Affittopoli, il circolo Pd di via dei Giubbonari chiude i battenti: "Delusione e tristezza"

L'ultima assemblea il 26 ottobre. La segretaria: "Cari iscritti, i primi giorni di novembre riconsegniamo le chiavi". Orfini: "Rispettiamo la legge, ma vogliamo partecipare a un bando"

Il circolo Pd di via dei Giubbonari (ANSA/MASSIMO PERCOSSI)

Alla fine il momento è arrivato. Il circolo Pd di via dei Giubbonari chiude definitvamente i battenti. Dopo una lunga battaglia giudiziaria avviata dopo l'approvazione della delibera 140 del Comune di Roma "che non riconosce la titolarità a rimanere nei locali" a due passi da Campo de' Fiori, la sentenza del Consiglio di Stato del 22 settembre scorso pone la parola fine per l'ex casa del Fascio traformata subito dopo la seconda guerra mondiale in una sezione del Pci. "Cari iscritti, nei primissimi giorni di novembre dobbiamo consegnare le chiavi della sezione al Comune di Roma" scrive la segretaria del circolo Giulia Urso su Facebook. L'ultima assemblea si terrà mercoledì 26 ottobre e per l'occasione saranno presenti anche il commissario del Pd Matteo Orfini e quello del partito del primo municipio Elisa Simoni.

Tutto è partito dalla delibera 140 approvata dall'amministrazione di Ignazio Marino, un provvedimento che aveva l'obiettivo di mettere ordine all'utilizzo del vasto patrimonio comunale e che coinvolge decine di spazi sociali in tutta la città. Il circolo si era rivolto al Tar ma la vicenda giudiziaria non è finita in suo favore: il Consiglio di Stato il 22 settembre scorso non gli ha riconisciuto il titolo a restare nei locali. Il braccio di ferro è partito in merito all'ammontare del canone con il Comune che ha stimato una morosità di 130 mila euro. Lo sfratto è stato reso esecutivo dall'ex commissario Tronca e nelle prossime settimane arriverà a compimento. 

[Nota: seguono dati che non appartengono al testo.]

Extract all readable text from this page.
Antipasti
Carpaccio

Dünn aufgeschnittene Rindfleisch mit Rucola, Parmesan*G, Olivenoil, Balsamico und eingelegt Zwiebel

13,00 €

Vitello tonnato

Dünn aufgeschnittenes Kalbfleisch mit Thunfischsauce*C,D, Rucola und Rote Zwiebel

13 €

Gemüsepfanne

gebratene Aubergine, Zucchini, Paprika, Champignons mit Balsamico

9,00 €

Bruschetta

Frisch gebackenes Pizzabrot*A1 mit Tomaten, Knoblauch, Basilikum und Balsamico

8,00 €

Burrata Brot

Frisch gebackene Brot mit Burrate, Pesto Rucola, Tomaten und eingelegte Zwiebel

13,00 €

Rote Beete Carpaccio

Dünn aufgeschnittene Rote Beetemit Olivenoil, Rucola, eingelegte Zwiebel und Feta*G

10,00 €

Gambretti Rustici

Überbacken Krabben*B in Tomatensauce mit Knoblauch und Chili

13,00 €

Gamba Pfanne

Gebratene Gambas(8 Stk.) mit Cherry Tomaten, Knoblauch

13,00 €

Nello storico circolo Pd, un tempo sezione del Pci di Regola Campitelli sorta dalle ceneri di un'ex Casa del Fascio, intitolato a Guido Rattoppatore, operaio e partigiano fucilato dai nazifascisti nel marzo 1944, hanno fatto attività politica tanti iscritti conosciuti, da Giorgio Napolitano a Fabrizio Barca, da Luigi Zanda a Monica Cirinnà all'ex assessore Maurizio Pucci. 

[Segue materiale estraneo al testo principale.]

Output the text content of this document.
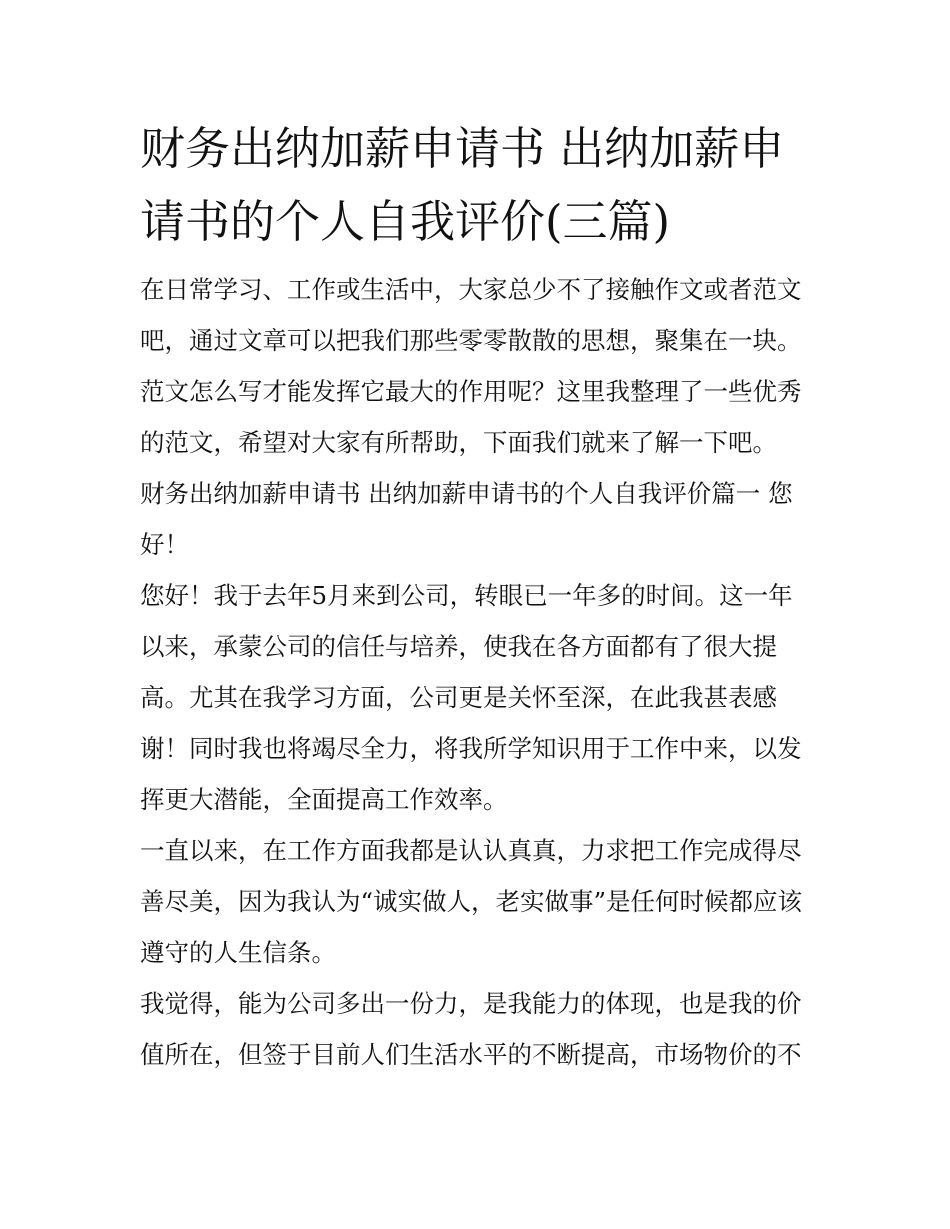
财务出纳加薪申请书 出纳加薪申请书的个人自我评价(三篇)

在日常学习、工作或生活中，大家总少不了接触作文或者范文吧，通过文章可以把我们那些零零散散的思想，聚集在一块。范文怎么写才能发挥它最大的作用呢？这里我整理了一些优秀的范文，希望对大家有所帮助，下面我们就来了解一下吧。

财务出纳加薪申请书 出纳加薪申请书的个人自我评价篇一 您好！

您好！我于去年5月来到公司，转眼已一年多的时间。这一年以来，承蒙公司的信任与培养，使我在各方面都有了很大提高。尤其在我学习方面，公司更是关怀至深，在此我甚表感谢！同时我也将竭尽全力，将我所学知识用于工作中来，以发挥更大潜能，全面提高工作效率。

一直以来，在工作方面我都是认认真真，力求把工作完成得尽善尽美，因为我认为“诚实做人，老实做事”是任何时候都应该遵守的人生信条。

我觉得，能为公司多出一份力，是我能力的体现，也是我的价值所在，但签于目前人们生活水平的不断提高，市场物价的不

"La notizia già nota a molti di voi ha sparso incredulità, delusione e tristezza profonda" continua Urso. "Dal primo giorno che sono stata eletta segretario della sezione mi sono adoperata per tentare di sanare il contenzioso amministrativo e, supportata da tutti voi, ho impostato e svolto il nostro agire politico in modo da creare una realtà viva e importante per una intera Comunità e non solo di Partito. Non è stato sufficiente. E i motivi sono tanti" continua nella lettera. "Ho ovviamente il cuore colmo di amarezza, ma credo anche che, se ci è dato vivere questo, dobbiamo affrontarlo con l'orgoglio e la consapevolezza politica che questa storia ci ha donato. Soprattutto non sarà banale gestire questo cambiamento di sede e di prospettiva, ma tutti ce ne faremo carico. Ne sono certa". 

Sulla vicenda si è espresso anche Matteo Orfini: "È un momento triste per tutti noi. Ma credo sia utile chiarire alcune cose. Quando divenni commissario uno dei primi atti che feci fu scrivere al Comune chiedendo di essere convocato per concordare modalità di pagamento dei debiti che avevo trovato" scrive. "In 18 mesi nonostante numerose e ripetute richieste non siamo mai stati formalmente convocati. Né dall'amministrazione Marino né da quella Raggi. Un solo incontro assolutamente interlocutorio lo dobbiamo al commissario Tronca. Ciò nonostante in questi mesi abbiamo comunque versato circa 35.000 euro. L'incontro che chiedevamo serviva per confrontarci sull'entità complessiva del debito, a nostro parere assai inferiore a quanto riportato dai mezzi di informazione e sulle modalità di una eventuale rateizzazione" continua. 

"Il Comune ci ha sfrattato non per il debito, ma perché saremmo sprovvisti di titolo di locazione. Una tesi contro la quale abbiamo ricorso - perdendo - al Tar e al Consiglio di Stato. Siccome siamo un partito che crede nella legalità rispetteremo la sentenza e lasceremo la sede" continua. "Ma un minuto dopo chiederemo al Comune con che modalità intenda assegnare quell'immobile. E siamo pronti a partecipare a eventuali bandi per l'assegnazione".